ICS NDSR(non-default spread risk:非債務不履行スプレッドリスク)チャージは、ICS計算における非経済的ボラティリティの原因となっている。また、信用スプレッドの変化の一時的な性質を適切に反映していないICS MAV負債割引率手法の構成要素となっている。
観察 7:前のセクションで述べた、一般及びミドルバケットの負債割引率における過度の保守主義は、ICS IRRチャージの測定に追加の保守主義をもたらす。具体的には、IRR チャージが人為的に低い開始金利環境を想定して測定され、その結果、最低金利保証とマイナス金利の影響を過大に見積もっている。

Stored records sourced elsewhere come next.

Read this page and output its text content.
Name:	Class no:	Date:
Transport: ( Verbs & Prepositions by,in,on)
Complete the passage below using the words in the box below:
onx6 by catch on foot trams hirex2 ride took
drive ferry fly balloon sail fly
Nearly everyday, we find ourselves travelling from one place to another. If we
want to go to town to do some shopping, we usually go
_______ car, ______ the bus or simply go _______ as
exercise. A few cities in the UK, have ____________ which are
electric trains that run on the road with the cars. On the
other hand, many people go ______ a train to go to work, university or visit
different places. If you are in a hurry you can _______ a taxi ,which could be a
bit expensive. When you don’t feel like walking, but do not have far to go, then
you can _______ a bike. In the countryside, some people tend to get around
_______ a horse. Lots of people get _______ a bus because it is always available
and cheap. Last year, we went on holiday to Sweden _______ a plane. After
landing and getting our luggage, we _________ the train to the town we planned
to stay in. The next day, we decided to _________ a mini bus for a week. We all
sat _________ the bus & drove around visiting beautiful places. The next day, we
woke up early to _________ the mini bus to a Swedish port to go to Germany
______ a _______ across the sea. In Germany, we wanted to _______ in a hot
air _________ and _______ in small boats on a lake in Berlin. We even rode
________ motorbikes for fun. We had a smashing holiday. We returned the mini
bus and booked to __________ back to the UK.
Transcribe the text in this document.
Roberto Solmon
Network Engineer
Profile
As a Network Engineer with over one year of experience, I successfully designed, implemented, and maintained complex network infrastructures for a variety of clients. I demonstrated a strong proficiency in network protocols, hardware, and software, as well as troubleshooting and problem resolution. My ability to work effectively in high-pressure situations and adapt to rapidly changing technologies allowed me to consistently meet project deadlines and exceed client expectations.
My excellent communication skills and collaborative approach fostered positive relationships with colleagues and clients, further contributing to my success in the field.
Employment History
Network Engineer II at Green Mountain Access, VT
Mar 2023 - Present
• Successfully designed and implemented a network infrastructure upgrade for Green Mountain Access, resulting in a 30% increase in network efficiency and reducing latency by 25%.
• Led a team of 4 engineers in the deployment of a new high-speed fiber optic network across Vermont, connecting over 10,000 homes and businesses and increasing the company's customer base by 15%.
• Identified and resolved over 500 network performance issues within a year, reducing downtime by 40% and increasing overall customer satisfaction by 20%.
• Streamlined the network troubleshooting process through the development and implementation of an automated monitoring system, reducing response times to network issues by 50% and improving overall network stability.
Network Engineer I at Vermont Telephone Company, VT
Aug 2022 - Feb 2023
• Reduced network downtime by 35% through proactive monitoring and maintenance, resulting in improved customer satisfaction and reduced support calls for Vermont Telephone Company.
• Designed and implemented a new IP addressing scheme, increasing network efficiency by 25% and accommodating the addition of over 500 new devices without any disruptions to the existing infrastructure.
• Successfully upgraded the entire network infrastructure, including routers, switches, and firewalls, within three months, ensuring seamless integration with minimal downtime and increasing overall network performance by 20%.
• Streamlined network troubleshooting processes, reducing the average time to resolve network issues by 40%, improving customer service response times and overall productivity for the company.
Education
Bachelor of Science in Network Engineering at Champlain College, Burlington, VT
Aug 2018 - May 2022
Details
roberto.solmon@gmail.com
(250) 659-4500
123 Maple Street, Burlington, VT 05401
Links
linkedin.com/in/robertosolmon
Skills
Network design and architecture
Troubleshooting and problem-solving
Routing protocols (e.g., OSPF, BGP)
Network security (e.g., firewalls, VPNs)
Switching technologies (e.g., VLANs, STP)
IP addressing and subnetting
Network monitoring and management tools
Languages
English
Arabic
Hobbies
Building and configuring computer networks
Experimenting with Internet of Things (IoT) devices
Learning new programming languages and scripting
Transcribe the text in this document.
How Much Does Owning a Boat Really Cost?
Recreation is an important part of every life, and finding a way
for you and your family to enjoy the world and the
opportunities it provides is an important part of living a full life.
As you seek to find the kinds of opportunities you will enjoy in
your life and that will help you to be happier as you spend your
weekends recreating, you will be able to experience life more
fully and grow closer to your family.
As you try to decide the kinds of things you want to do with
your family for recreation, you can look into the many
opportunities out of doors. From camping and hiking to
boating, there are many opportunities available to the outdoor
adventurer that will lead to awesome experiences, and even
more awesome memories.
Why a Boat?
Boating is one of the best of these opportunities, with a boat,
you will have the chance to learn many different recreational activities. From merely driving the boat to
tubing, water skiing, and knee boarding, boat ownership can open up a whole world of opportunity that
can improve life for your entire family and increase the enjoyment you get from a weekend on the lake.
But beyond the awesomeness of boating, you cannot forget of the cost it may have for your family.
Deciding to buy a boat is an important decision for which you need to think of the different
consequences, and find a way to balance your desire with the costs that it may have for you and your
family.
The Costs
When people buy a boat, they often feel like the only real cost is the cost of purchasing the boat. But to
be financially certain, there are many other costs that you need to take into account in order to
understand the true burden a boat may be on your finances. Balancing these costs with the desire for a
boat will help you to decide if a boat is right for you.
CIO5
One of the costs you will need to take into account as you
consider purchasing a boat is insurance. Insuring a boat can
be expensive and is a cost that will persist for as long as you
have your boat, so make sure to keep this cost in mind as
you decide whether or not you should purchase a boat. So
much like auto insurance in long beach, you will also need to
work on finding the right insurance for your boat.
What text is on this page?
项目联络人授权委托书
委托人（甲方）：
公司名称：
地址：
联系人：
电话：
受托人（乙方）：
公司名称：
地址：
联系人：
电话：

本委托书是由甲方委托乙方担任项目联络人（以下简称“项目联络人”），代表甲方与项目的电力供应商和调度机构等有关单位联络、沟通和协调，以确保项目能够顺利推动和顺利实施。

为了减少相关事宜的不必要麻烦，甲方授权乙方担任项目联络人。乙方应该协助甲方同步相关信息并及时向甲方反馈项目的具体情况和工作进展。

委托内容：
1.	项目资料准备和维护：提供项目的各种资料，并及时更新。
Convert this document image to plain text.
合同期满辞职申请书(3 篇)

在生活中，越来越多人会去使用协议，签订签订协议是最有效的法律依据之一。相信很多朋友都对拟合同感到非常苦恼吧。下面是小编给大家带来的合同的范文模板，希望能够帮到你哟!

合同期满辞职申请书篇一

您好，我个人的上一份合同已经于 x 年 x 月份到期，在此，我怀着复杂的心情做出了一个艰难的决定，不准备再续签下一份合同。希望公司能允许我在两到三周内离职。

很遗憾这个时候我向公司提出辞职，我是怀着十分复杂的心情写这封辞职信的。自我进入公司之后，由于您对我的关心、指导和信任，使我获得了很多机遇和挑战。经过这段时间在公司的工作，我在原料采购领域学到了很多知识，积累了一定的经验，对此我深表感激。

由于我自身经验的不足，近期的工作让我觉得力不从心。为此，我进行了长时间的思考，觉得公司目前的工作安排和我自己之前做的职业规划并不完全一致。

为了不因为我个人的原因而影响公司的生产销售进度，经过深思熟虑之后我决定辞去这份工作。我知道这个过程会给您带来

観察 8:ICS MAV負債の割引率の変化とICS IRRチャージの測定との間には、大きな相互作用がある。例えば、2020年3月31日のシナリオで ICS MAV負債割引率が上昇した結果、ICS IRRチャージが大幅に減少した。対照的に、2020年6月30日のシナリオでの ICS MAV負債の割引率のその後の減少は、ICS IRR チャージの大幅な増加をもたらした。
観察 9:適用比率の使用は、資本リソースの測定だけでなく、ICS IRR チャージの測定にも影響を与える重大な非経済的ボラティリティを導入する(適用率が100%に調整された時、IRRチャージは、ベースラインに対して9億ドル(9.4%)減少する。付録CのシナリオASを参照)。
評価 4:IPACモデルは、ICS IRRチャージが、経済環境の短期的な変化に非常に敏感な非経済的なボラティリティを示すことを示している。これは最終的に、規制監視のツールとしてのICSの有効性を低下させる。特に、契約期間が長いほどボラティリティが大きくなる可能性がある長期契約に関して当てはまる。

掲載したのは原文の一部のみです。